A laboratory for development and testing optical sensors for astronomy was recently established at the FZU - Institute of Physics of the Czech Academy of Sciences. We collaborate closely with LSST and other projects, such as Pierre Auger Observatory and CTA. We follow the progress of instrumentation manufactures like Andor, Moravian instruments, Hamamatsu and others, testing their products or prototypes to check the performance and give feedback on how to improve the hardware or firmware.

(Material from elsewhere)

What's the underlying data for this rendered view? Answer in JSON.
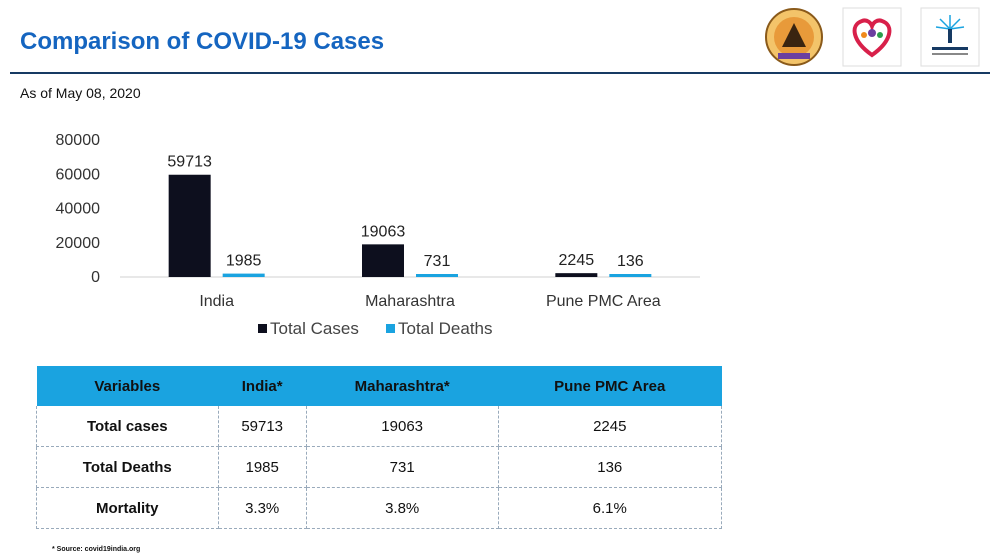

We primarily offer an experimentally focused PhD student position. The candidate will work on characterization and developments of CCD and CMOS sensors/cameras for astronomy in our laboratory, including a type of CCD sensor used in LSST. Part of the work will be developing the laboratory itself, improving the experimental techniques and making new types of measurements possible, developing the control and data acquisition software. The experience gained while working with optical sensors, learning about the effects which affect the images, will be put to use within the LSST collaborations. The immediate contribution would be within the Instrumental Effects Working Group, helping to understand and calibrate the LSST observations. The detailed knowledge of the LSST data will be then an advantage for an analysis focused on multi-messenger studies combining it with IceCube and Fermi LAT public data.
An alternative, more theoretically focused work and PhD topic within the Dark Energy Science Collaboration (DESC) might be also identified. Our recent involvement in this respect was based on the simulations of modified gravities, and also related to the contribution to the Core Cosmological Library (CCL).